$β$-GNN: A Robust Ensemble Approach Against Graph Structure Perturbation
Haci Ismail Aslan, Philipp Wiesner, Ping Xiong, Odej Kao
TL;DR
This work addresses the vulnerability of Graph Neural Networks to adversarial graph perturbations by introducing β-GNN, a modular ensemble that combines any GNN with a multi-layer perceptron using a learnable weight β. The core idea is to minimize a robust objective while allowing β to adapt the relative influence of the GNN and MLP, effectively downweighting the GNN under attack and providing a signal for perturbation severity. Empirical results show state-of-the-art or competitive node classification accuracy under adversarial scenarios on both homophilic and heterophilic graphs, with clear interpretability of β dynamics and favorable linear-time scalability.

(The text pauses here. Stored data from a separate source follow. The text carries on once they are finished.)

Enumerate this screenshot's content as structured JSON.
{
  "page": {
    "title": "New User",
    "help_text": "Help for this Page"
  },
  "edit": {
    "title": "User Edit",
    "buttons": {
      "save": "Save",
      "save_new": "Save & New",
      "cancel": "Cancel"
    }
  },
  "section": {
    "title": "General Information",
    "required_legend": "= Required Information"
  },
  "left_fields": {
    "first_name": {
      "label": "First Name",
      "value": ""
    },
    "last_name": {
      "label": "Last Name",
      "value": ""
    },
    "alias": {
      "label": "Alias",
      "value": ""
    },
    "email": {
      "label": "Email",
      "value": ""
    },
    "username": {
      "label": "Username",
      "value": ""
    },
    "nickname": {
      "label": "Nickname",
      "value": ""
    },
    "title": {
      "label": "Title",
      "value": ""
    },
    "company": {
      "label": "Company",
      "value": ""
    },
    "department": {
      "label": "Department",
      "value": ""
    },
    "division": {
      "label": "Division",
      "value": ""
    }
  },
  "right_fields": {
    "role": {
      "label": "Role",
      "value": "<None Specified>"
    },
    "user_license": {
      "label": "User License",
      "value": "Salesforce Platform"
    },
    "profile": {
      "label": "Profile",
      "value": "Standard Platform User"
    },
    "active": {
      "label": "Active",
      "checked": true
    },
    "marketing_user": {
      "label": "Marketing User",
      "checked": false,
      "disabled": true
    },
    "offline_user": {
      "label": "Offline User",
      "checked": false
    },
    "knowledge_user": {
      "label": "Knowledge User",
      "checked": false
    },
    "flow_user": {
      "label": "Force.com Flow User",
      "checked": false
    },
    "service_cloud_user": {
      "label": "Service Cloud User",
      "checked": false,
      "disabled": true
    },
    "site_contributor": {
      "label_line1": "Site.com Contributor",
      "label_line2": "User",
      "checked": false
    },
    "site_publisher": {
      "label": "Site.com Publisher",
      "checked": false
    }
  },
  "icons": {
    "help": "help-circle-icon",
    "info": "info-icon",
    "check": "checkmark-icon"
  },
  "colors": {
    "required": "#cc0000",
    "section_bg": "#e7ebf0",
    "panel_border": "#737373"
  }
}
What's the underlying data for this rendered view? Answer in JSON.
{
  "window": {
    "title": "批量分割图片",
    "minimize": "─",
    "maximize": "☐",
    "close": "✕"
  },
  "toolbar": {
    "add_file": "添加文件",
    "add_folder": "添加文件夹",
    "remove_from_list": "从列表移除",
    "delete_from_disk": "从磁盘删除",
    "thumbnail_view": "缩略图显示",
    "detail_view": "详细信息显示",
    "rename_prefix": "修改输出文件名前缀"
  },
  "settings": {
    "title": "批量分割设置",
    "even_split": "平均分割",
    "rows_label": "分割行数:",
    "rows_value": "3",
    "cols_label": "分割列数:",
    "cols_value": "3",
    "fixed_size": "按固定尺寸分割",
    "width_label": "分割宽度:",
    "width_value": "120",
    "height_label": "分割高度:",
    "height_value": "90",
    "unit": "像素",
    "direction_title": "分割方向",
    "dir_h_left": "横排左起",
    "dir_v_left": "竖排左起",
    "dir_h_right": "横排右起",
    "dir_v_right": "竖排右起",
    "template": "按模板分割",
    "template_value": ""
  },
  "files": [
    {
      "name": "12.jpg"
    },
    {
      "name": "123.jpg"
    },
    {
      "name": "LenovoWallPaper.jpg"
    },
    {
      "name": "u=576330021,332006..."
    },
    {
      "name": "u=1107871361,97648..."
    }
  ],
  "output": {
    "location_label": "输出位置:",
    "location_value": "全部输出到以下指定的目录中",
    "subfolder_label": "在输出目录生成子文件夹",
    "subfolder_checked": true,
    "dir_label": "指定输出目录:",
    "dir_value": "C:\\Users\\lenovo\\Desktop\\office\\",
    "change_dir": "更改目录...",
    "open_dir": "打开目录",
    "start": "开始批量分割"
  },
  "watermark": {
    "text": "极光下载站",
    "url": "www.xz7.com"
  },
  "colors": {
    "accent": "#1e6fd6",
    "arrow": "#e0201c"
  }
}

The approach offers practical and proactive robustness advantages for real-world GNN deployments, especially in security-critical systems, while open-source implementation supports reproducibility.
Abstract
Graph Neural Networks (GNNs) are playing an increasingly important role in the efficient operation and security of computing systems, with applications in workload scheduling, anomaly detection, and resource management. However, their vulnerability to network perturbations poses a significant challenge. We propose $β$-GNN, a model enhancing GNN robustness without sacrificing clean data performance. $β$-GNN uses a weighted ensemble, combining any GNN with a multi-layer perceptron. A learned dynamic weight, $β$, modulates the GNN's contribution. This $β$ not only weights GNN influence but also indicates data perturbation levels, enabling proactive mitigation. Experimental results on diverse datasets show $β$-GNN's superior adversarial accuracy and attack severity quantification. Crucially, $β$-GNN avoids perturbation assumptions, preserving clean data structure and performance.